With the Department of Public Works and Highways’ (DPWH) acknowledgment that it is eyeing the building of a flyover at the junction of Gorordo Avenue and Gaisano Street in Cebu City, we wonder what is the use of Secretary Rogelio Singson’s moratorium on implementing such projects.
Any advocate for participatory governance would have thought that the moratorium, issued late last year in response to citizens’ clamor against the building of a flyover near the Asilo de la Milagrosa, is a prelude to a new era when the national government consults residents before carrying out any project.
Now the moratorium looks like window dressing designed to be lifted as soon as it seemed as if flyover opponents had let down their guard.
Marie Mignon Nillama, DPWH Central Visayas spokesperson said the Sudlon flyover project is not yet final. Such words only evince the department’s habit of providing some room for the public to squeeze in their take on a project when it is already on the brink of enforcement.
Really now, is this proper behavior for an agency in a government headed by a Chief Executive who looks to his constituents as his boss? Someone may as well hurl from the sky a grand piano on Cebuano heritage houses.
The DPWH and the national government would be wise to realize that they are up not against mere project oppositionists but a people who have entered a collective stage of enlightenment vis-a-vis developing their own backyard.
The thinking Cebuano knows that Band Aid solutions like constructing flyovers will not go far in addressing road congestion woes. Sustainable solutions need to be explored.
This is precisely why events like this year’s Independence Day road sharing were held. Solving our traffic woes is a question of building a culture of neighborliness, of give and take, as in the give and take among pedestrians, public utility vehicle drivers and private motorists in our streets.
An agency that insists on building flyovers literally shoves these monolithic structures down the people’s throats.

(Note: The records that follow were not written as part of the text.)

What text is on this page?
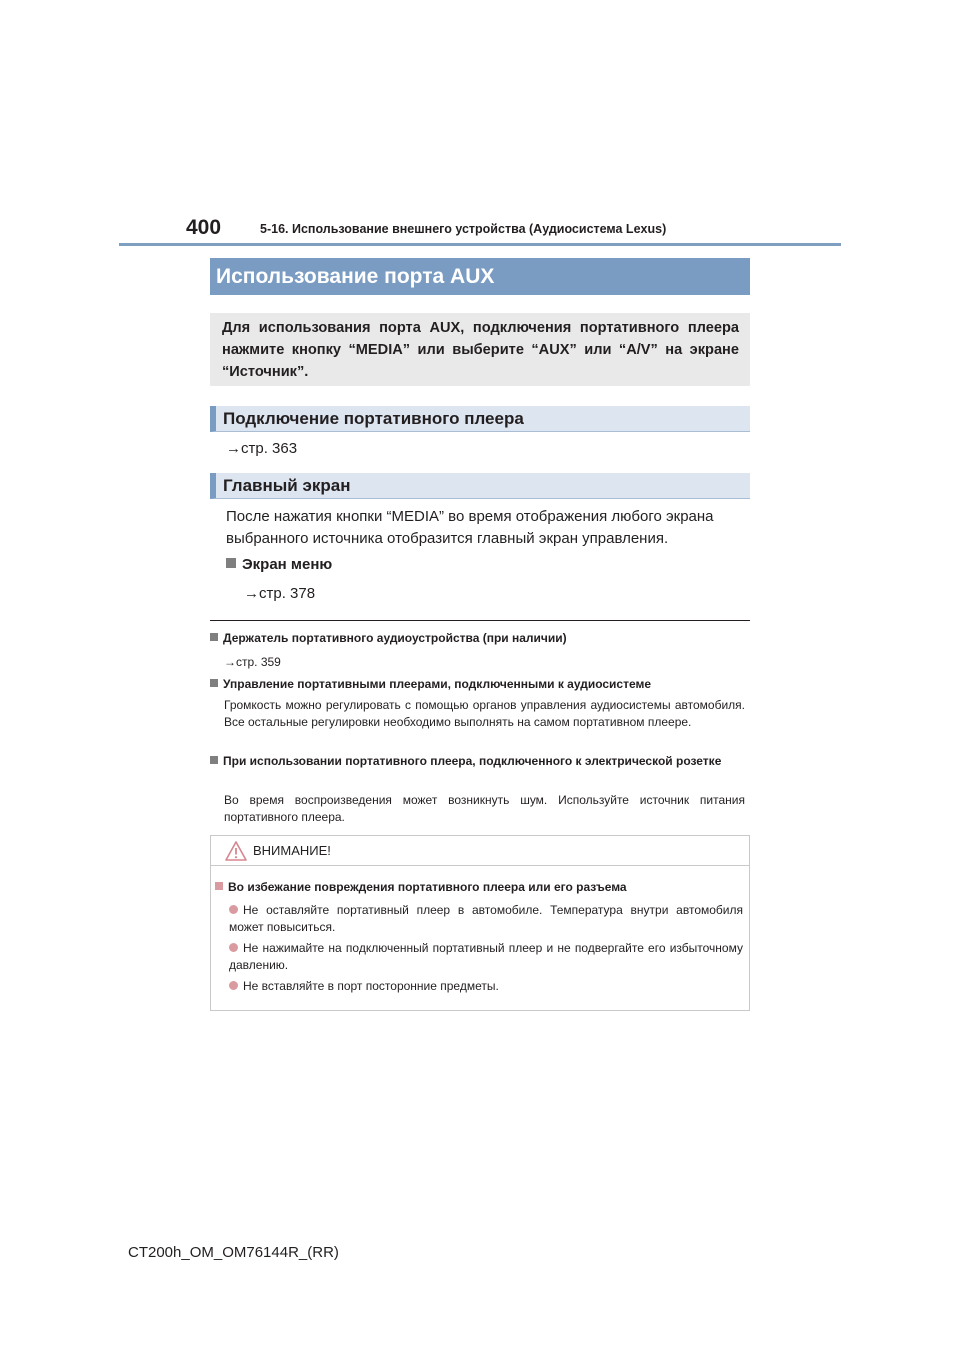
400	5-16. Использование внешнего устройства (Аудиосистема Lexus)
Использование порта AUX

Для использования порта AUX, подключения портативного плеера нажмите кнопку “MEDIA” или выберите “AUX” или “A/V” на экране “Источник”.

Подключение портативного плеера
→стр. 363
Главный экран
После нажатия кнопки “MEDIA” во время отображения любого экрана
выбранного источника отобразится главный экран управления.
Экран меню
→стр. 378
Держатель портативного аудиоустройства (при наличии)
→стр. 359
Управление портативными плеерами, подключенными к аудиосистеме
Громкость можно регулировать с помощью органов управления аудиосистемы автомобиля. Все остальные регулировки необходимо выполнять на самом портативном плеере.
При использовании портативного плеера, подключенного к электрической розетке
Во время воспроизведения может возникнуть шум. Используйте источник питания портативного плеера.
ВНИМАНИЕ!
Во избежание повреждения портативного плеера или его разъема
Не оставляйте портативный плеер в автомобиле. Температура внутри автомобиля может повыситься.
Не нажимайте на подключенный портативный плеер и не подвергайте его избыточному давлению.
Не вставляйте в порт посторонние предметы.
CT200h_OM_OM76144R_(RR)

What will it take for some people at the top to understand that their approach to problem solving is deficient simply because it lacks the most realistic perspective and input of people on the ground?

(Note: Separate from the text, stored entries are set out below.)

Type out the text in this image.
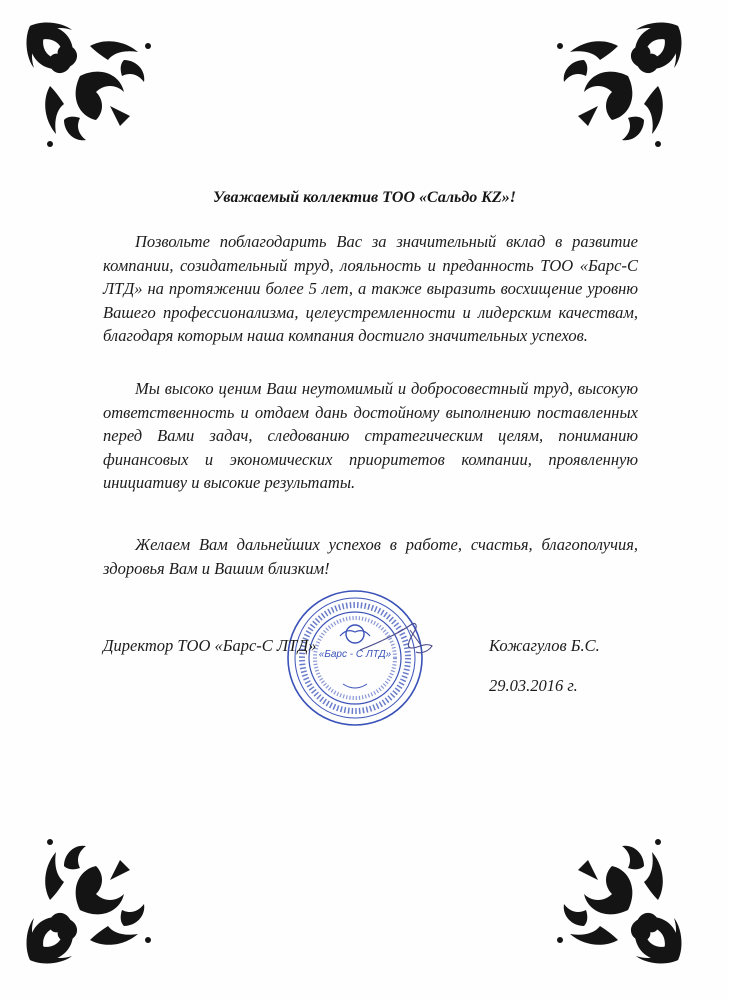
Уважаемый коллектив ТОО «Сальдо KZ»!

Позвольте поблагодарить Вас за значительный вклад в развитие компании, созидательный труд, лояльность и преданность ТОО «Барс-С ЛТД» на протяжении более 5 лет, а также выразить восхищение уровню Вашего профессионализма, целеустремленности и лидерским качествам, благодаря которым наша компания достигло значительных успехов.

Мы высоко ценим Ваш неутомимый и добросовестный труд, высокую ответственность и отдаем дань достойному выполнению поставленных перед Вами задач, следованию стратегическим целям, пониманию финансовых и экономических приоритетов компании, проявленную инициативу и высокие результаты.

Желаем Вам дальнейших успехов в работе, счастья, благополучия, здоровья Вам и Вашим близким!

«Барс - С ЛТД»
Директор ТОО «Барс-С ЛТД»	Кожагулов Б.С.
29.03.2016 г.
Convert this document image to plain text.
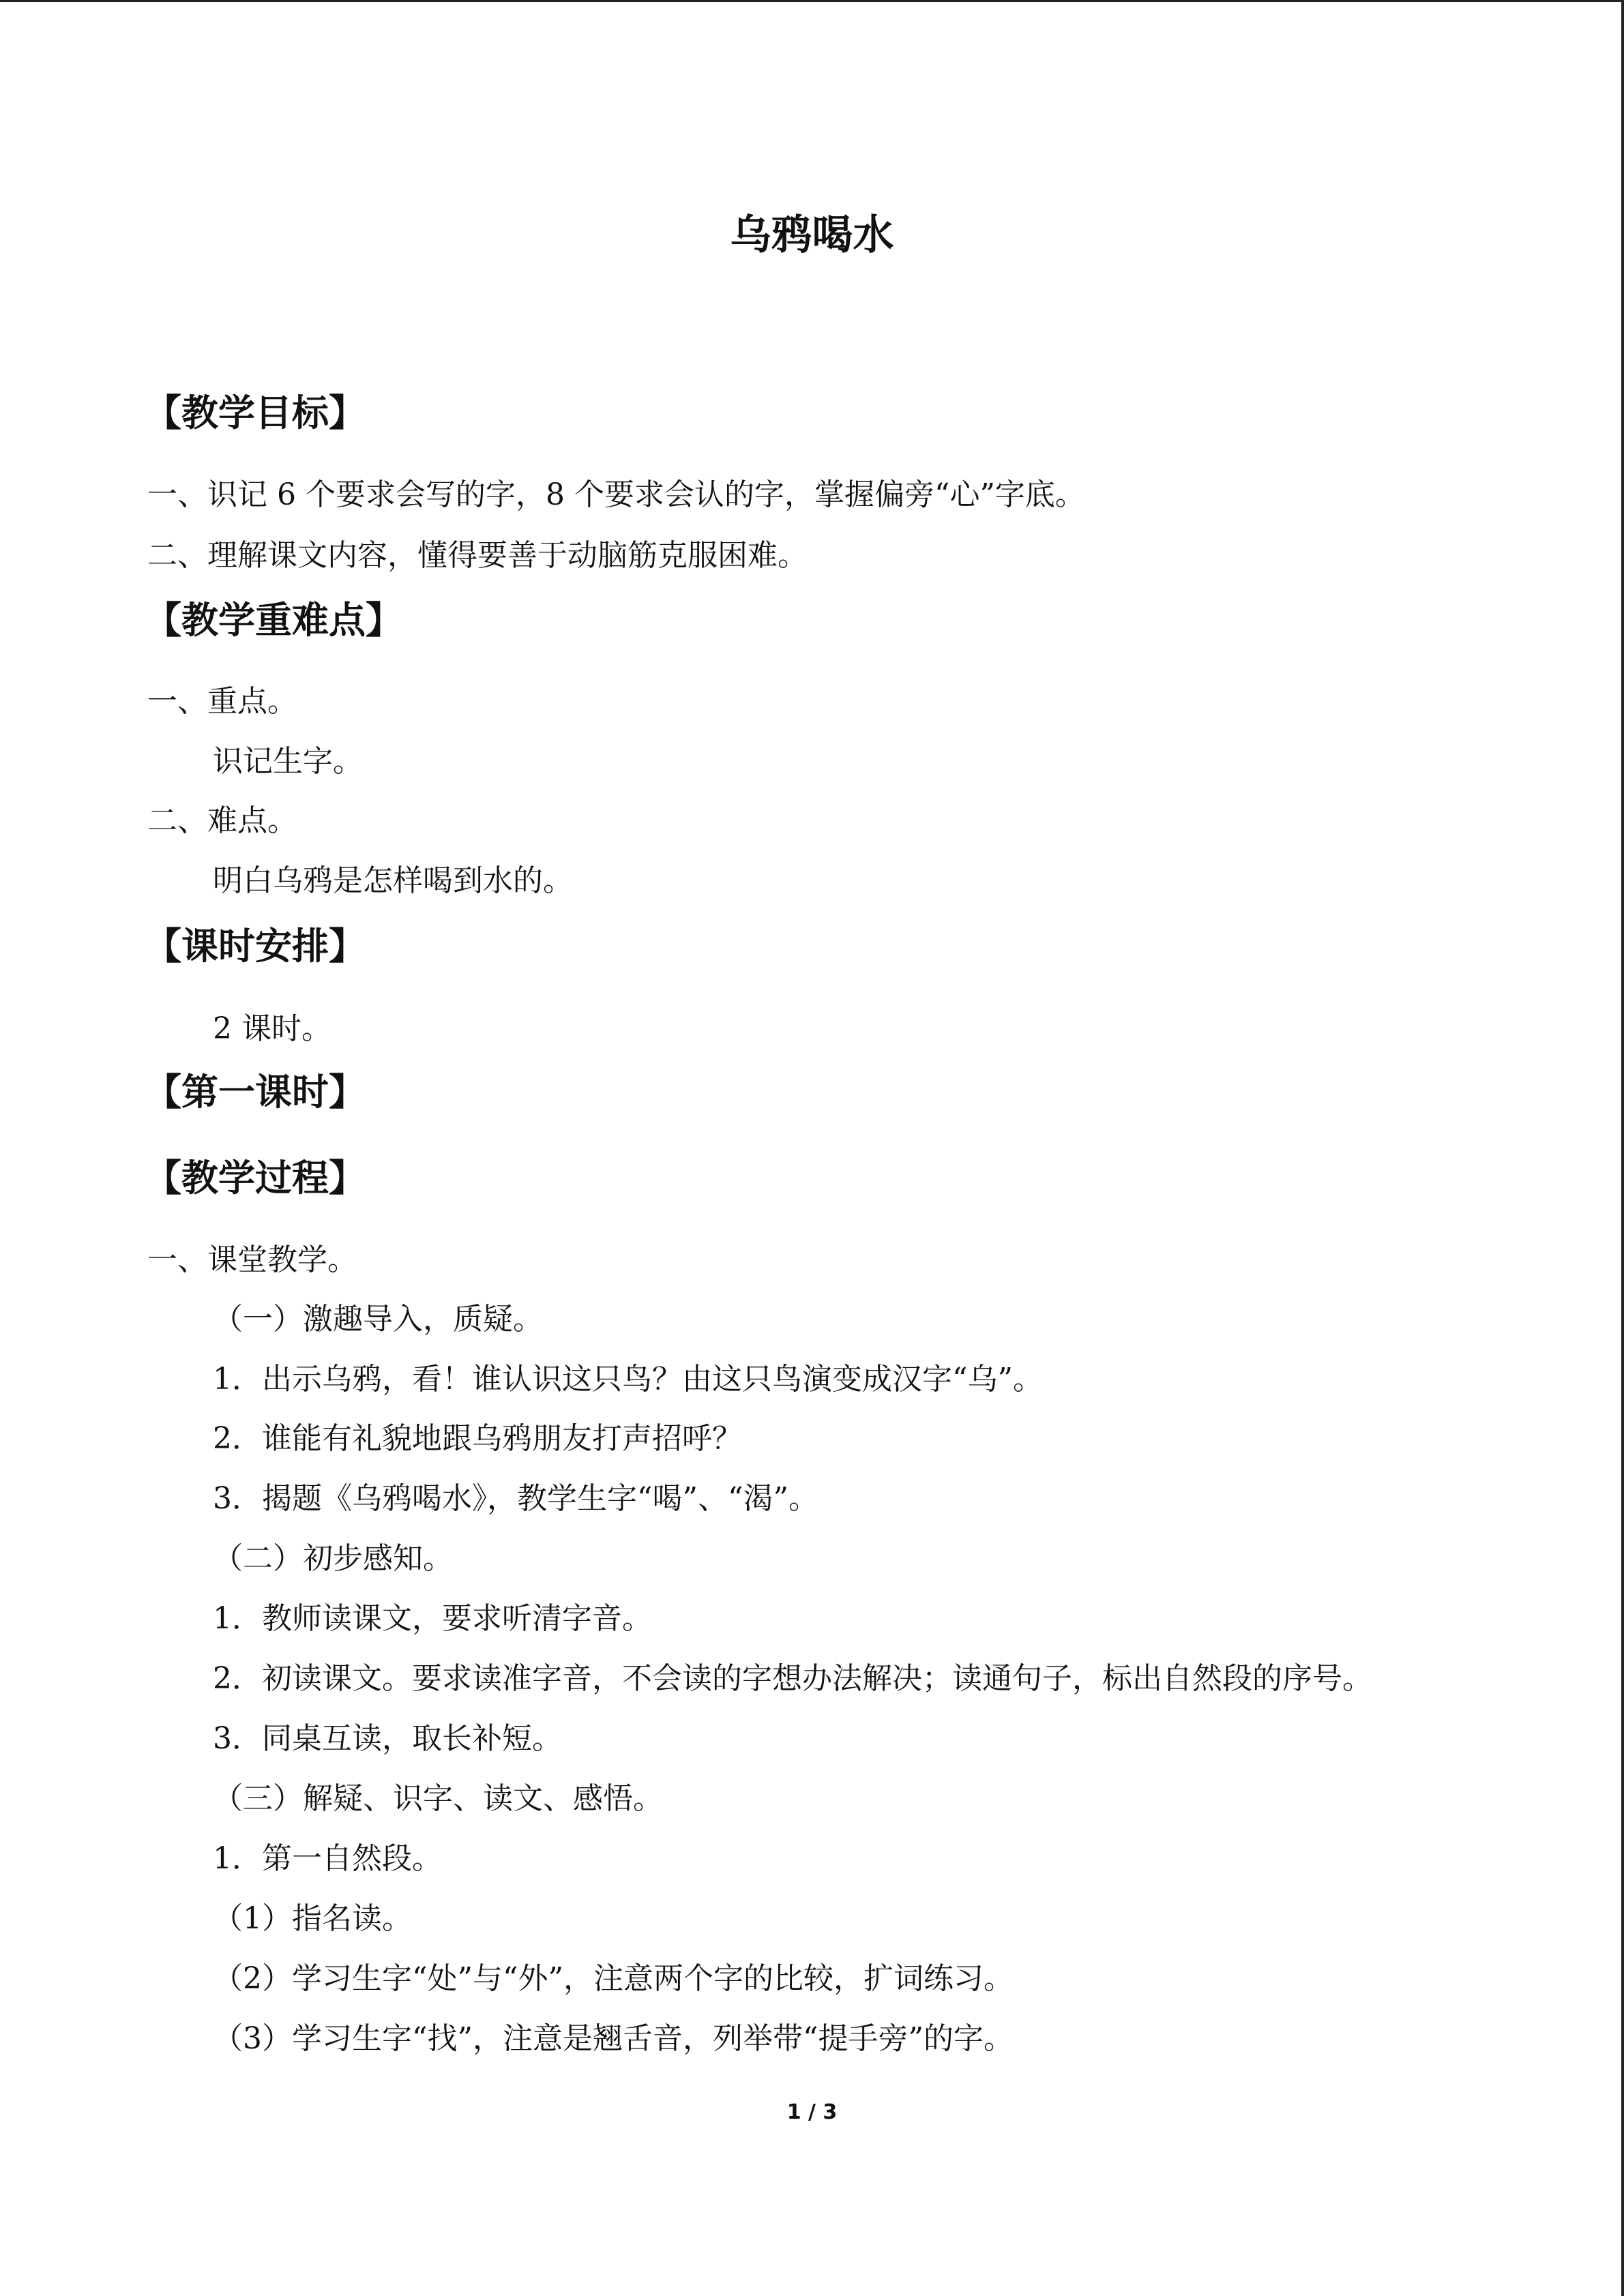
乌鸦喝水
【教学目标】
一、识记 6 个要求会写的字，8 个要求会认的字，掌握偏旁“心”字底。
二、理解课文内容，懂得要善于动脑筋克服困难。
【教学重难点】
一、重点。
识记生字。
二、难点。
明白乌鸦是怎样喝到水的。
【课时安排】
2 课时。
【第一课时】
【教学过程】
一、课堂教学。
（一）激趣导入，质疑。
1．出示乌鸦，看！谁认识这只鸟？由这只鸟演变成汉字“乌”。
2．谁能有礼貌地跟乌鸦朋友打声招呼？
3．揭题《乌鸦喝水》，教学生字“喝”、“渴”。
（二）初步感知。
1．教师读课文，要求听清字音。
2．初读课文。要求读准字音，不会读的字想办法解决；读通句子，标出自然段的序号。
3．同桌互读，取长补短。
（三）解疑、识字、读文、感悟。
1．第一自然段。
（1）指名读。
（2）学习生字“处”与“外”，注意两个字的比较，扩词练习。
（3）学习生字“找”，注意是翘舌音，列举带“提手旁”的字。
1 / 3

The DPWH should stop its charade and reconcile the way it functions with the tenets of the Local Government Code in which popular consultation is enshrined.
It also needs to quit emasculatiing bodies like the Central Visayas Regional Development Council, which under Cebu City Mayor Michael Rama’s chairmanship is discouraging the implementation of flyover projects.
The time is ripe for national government agencies to start treating ordinary citizens as partners towards progress, not charges under its baby-sitting.